Testing Pipelines in Production

Congratulations! You’ve deployed your global unicorn appearance predictor. You want your predictor to run 24x7 without a hitch. You quickly realize that you need to monitor your ML pipeline. While monitoring all your components can seem daunting, let’s look at requirements and solutions.

Check for Training-Serving Skew

Training-serving skew means your input data differs between training and serving. The following table describes the two important types of skew:

Type Definition Example Solution
Schema skew Training and serving input data do not conform to the same schema. The format or distribution of the serving data changes while your model continues to train on old data. Use the same schema to validate training and serving data. Ensure you separately check for statistics not checked by your schema, such as the fraction of missing values
Feature skew Engineered data differs between training and serving. Feature engineering code differs between training and serving, producing different engineered data. Similar to schema skew, apply the same statistical rules across training and serving engineered data. Track the number of detected skewed features, and the ratio of skewed examples per feature.

Monitor Model Age Throughout Pipeline

If the serving data evolves with time but your model isn’t retrained regularly, then you will see a decline in model quality. Track the time since the model was retrained on new data and set a threshold age for alerts. Besides monitoring the model's age at serving, you should monitor the model's age throughout the pipeline to catch pipeline stalls.

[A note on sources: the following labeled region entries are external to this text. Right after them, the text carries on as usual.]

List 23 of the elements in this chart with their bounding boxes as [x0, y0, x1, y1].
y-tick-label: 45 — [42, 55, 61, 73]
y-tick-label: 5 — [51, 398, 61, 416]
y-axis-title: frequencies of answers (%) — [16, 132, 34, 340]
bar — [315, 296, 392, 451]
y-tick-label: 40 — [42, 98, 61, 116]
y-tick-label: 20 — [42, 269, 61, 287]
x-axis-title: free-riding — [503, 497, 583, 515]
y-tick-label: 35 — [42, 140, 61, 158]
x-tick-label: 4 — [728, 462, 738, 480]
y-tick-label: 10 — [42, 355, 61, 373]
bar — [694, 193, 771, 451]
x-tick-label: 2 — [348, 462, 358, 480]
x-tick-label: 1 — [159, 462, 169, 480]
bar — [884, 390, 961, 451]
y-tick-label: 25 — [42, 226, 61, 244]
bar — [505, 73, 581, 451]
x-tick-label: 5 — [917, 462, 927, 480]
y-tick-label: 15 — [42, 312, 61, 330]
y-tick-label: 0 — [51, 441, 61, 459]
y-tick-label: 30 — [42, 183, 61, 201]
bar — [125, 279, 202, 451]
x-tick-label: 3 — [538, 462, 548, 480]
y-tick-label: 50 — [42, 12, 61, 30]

Test that Model Weights and Outputs are Numerically Stable

During model training, your weights and layer outputs should not be NaN or Inf. Write tests to check for NaN and Inf values of your weights and layer outputs. Additionally, test that more than half of the outputs of a layer are not zero.

Monitor Model Performance

Your unicorn appearance predictor has been more popular than expected! You’re getting lots of prediction requests and even more training data. You think that's great until you realize that your model is taking more and more memory and time to train. You decide to monitor your model's performance by following these steps:

  • Track model performance by versions of code, model, and data. Such tracking lets you pinpoint the exact cause for any performance degradation.
  • Test the training steps per second for a new model version against the previous version and against a fixed threshold.
  • Catch memory leaks by setting a threshold for memory use.
  • Monitor API response times and track their percentiles. While API response times might be outside your control, slow responses could potentially cause poor real-world metrics.
  • Monitor the number of queries answered per second.

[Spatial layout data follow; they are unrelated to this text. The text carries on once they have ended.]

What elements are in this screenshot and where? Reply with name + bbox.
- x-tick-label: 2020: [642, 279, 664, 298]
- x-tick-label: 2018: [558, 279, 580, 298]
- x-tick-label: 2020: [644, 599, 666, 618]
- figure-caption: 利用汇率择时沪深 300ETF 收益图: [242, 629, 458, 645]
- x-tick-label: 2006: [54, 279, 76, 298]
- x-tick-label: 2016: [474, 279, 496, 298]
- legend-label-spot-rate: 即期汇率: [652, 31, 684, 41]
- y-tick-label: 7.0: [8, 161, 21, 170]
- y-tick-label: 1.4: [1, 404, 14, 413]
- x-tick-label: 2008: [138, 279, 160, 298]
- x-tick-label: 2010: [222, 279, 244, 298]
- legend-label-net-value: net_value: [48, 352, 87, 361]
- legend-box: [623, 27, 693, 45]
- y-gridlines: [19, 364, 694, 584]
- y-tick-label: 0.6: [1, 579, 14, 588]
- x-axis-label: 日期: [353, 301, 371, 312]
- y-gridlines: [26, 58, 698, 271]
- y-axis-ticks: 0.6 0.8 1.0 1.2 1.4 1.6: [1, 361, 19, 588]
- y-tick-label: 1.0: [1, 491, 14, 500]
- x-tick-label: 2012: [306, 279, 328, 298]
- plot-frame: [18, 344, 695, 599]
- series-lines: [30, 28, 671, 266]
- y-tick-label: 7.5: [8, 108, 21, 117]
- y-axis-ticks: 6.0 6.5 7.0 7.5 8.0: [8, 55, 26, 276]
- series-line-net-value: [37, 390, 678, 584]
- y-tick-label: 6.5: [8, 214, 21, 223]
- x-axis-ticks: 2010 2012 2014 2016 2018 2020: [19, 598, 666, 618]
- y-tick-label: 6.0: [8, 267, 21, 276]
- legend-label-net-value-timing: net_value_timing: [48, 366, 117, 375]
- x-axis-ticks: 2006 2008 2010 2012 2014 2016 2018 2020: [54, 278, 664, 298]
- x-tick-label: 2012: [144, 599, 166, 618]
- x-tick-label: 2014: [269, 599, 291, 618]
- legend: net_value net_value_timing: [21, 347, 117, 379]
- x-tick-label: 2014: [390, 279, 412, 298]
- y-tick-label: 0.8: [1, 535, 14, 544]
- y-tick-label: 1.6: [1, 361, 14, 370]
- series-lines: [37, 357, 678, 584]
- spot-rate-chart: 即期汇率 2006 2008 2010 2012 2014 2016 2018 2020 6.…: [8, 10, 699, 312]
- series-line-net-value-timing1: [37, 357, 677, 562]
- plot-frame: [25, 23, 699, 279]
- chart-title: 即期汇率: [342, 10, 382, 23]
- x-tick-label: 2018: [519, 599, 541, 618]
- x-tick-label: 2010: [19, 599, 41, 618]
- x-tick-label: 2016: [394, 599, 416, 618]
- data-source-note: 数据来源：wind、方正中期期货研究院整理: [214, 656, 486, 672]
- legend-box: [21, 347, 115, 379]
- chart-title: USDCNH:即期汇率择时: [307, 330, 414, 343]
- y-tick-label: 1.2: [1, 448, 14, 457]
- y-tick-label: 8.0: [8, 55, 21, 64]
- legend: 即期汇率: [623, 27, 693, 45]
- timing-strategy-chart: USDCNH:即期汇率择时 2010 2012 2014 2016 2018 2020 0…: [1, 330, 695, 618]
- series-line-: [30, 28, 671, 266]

Test Quality of Live Model on Served Data

You’ve validated your model. But what if real-world scenarios, such as unicorn behavior, change after recording your validation data? Then the quality of your served model will degrade. However, testing quality in serving is hard because real-world data is not always labelled. If your serving data is not labelled, consider these tests:

  • Generate labels using human raters.

  • Investigate models that show significant statistical bias in predictions. See Classification: Prediction Bias.

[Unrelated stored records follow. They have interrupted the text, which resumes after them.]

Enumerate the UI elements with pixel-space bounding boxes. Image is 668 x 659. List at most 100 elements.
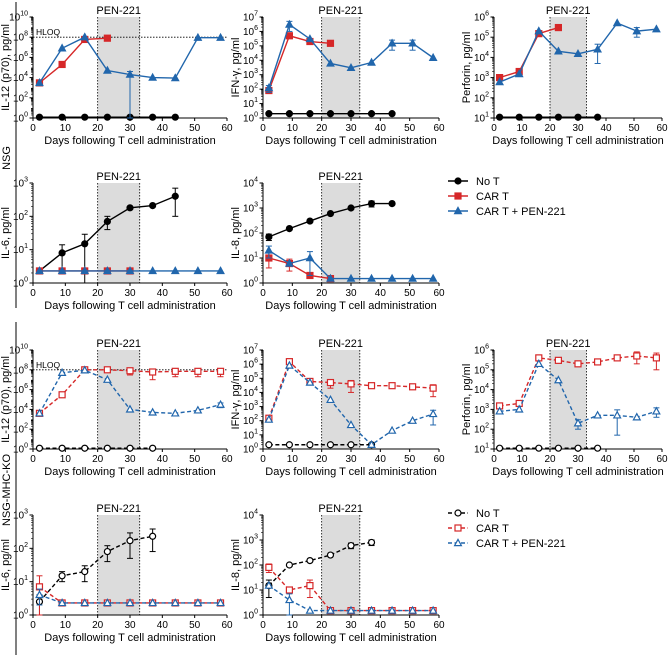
y-tick-label: 104	[474, 51, 489, 64]
x-tick-label: 20	[316, 288, 328, 299]
data-point	[285, 586, 293, 594]
y-tick-label: 100	[243, 609, 258, 622]
x-tick-label: 30	[572, 123, 584, 134]
data-point	[306, 441, 314, 449]
y-tick-label: 103	[243, 68, 258, 81]
data-point	[573, 48, 583, 58]
y-tick-label: 102	[13, 423, 28, 436]
x-tick-label: 40	[375, 620, 387, 631]
data-point	[285, 110, 293, 118]
y-tick-label: 104	[243, 54, 258, 67]
x-tick-label: 40	[157, 620, 169, 631]
group-label: NSG-MHC-KO	[1, 454, 13, 527]
x-axis-label: Days following T cell administration	[492, 466, 663, 478]
data-point	[102, 65, 112, 74]
legend-entry-car-t-pen-221: CAR T + PEN-221	[448, 206, 566, 218]
series-car-t-pen-221	[35, 266, 225, 275]
data-point	[409, 383, 417, 391]
data-point	[514, 404, 524, 413]
series-car-t-pen-221	[35, 32, 225, 119]
legend-label: CAR T + PEN-221	[476, 538, 566, 550]
data-point	[387, 605, 397, 614]
pen221-shaded-window	[97, 350, 140, 449]
panel-title: PEN-221	[318, 338, 363, 350]
x-tick-label: 40	[157, 454, 169, 465]
data-point	[535, 113, 543, 121]
y-tick-label: 107	[243, 344, 258, 357]
y-tick-label: 102	[13, 542, 28, 555]
data-point	[593, 44, 603, 53]
data-point	[171, 113, 179, 121]
data-point	[306, 556, 314, 565]
pen221-shaded-window	[97, 183, 140, 283]
x-tick-label: 40	[375, 123, 387, 134]
data-point	[284, 360, 294, 369]
x-tick-label: 0	[30, 620, 36, 631]
pen221-shaded-window	[321, 515, 360, 615]
x-tick-label: 60	[221, 288, 233, 299]
group-nsg: NSG	[1, 2, 17, 308]
data-point	[326, 605, 335, 614]
x-tick-label: 60	[656, 123, 668, 134]
series-car-t-pen-221	[495, 18, 661, 86]
data-point	[612, 410, 622, 419]
y-tick-label: 102	[474, 423, 489, 436]
series-car-t-pen-221	[495, 358, 661, 436]
y-tick-label: 105	[243, 372, 258, 385]
y-tick-label: 102	[13, 91, 28, 104]
series-line	[268, 360, 434, 419]
y-axis-label: Perforin, pg/ml	[461, 364, 473, 436]
series-line	[268, 585, 434, 612]
y-tick-label: 106	[243, 358, 258, 371]
data-point	[102, 598, 112, 607]
data-point	[216, 367, 225, 375]
x-tick-label: 20	[316, 454, 328, 465]
legend-entry-no-t: No T	[448, 508, 500, 520]
y-tick-label: 105	[474, 363, 489, 376]
data-point	[58, 60, 66, 69]
series-line	[499, 362, 657, 425]
data-point	[265, 110, 273, 118]
x-axis-label: Days following T cell administration	[44, 135, 215, 147]
y-tick-label: 106	[13, 51, 28, 64]
data-point	[306, 110, 314, 118]
data-point	[388, 382, 396, 390]
data-point	[81, 240, 89, 248]
data-point	[496, 444, 504, 452]
data-point	[103, 547, 111, 556]
data-point	[367, 273, 376, 282]
panel-title: PEN-221	[318, 503, 363, 515]
legend-nsg-mhc-ko: No T CAR T CAR T + PEN-221	[448, 508, 566, 550]
data-point	[149, 368, 157, 376]
data-point	[408, 273, 418, 282]
y-tick-label: 102	[243, 559, 258, 572]
data-point	[305, 253, 315, 262]
data-point	[265, 233, 273, 241]
x-tick-label: 30	[572, 454, 584, 465]
data-point	[347, 110, 355, 118]
data-point	[125, 266, 135, 275]
series-line	[268, 34, 331, 91]
legend-label: No T	[476, 508, 500, 520]
x-tick-label: 50	[404, 620, 416, 631]
data-point	[346, 605, 356, 614]
y-tick-label: 104	[13, 71, 28, 84]
data-point	[495, 77, 505, 86]
y-tick-label: 103	[474, 71, 489, 84]
data-point	[216, 32, 225, 41]
y-tick-label: 106	[474, 344, 489, 357]
data-point	[612, 18, 622, 27]
pen221-shaded-window	[550, 17, 587, 118]
data-point	[125, 598, 135, 607]
data-point	[284, 595, 294, 604]
x-tick-label: 30	[124, 123, 136, 134]
x-axis-label: Days following T cell administration	[492, 135, 663, 147]
data-point	[126, 444, 134, 452]
data-point	[265, 441, 273, 449]
x-axis-label: Days following T cell administration	[265, 632, 436, 644]
data-point	[194, 367, 202, 375]
data-point	[367, 110, 376, 118]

  • Track real-world metrics for your model. For example, if you’re classifying spam, compare your predictions to user-reported spam.

  • Mitigate potential divergence between training and serving data by serving a new model version on a fraction of your queries. As your validate your new serving model, gradually switch all queries to the new version.

Using these tests, remember to monitor both sudden and slow degradation in prediction quality.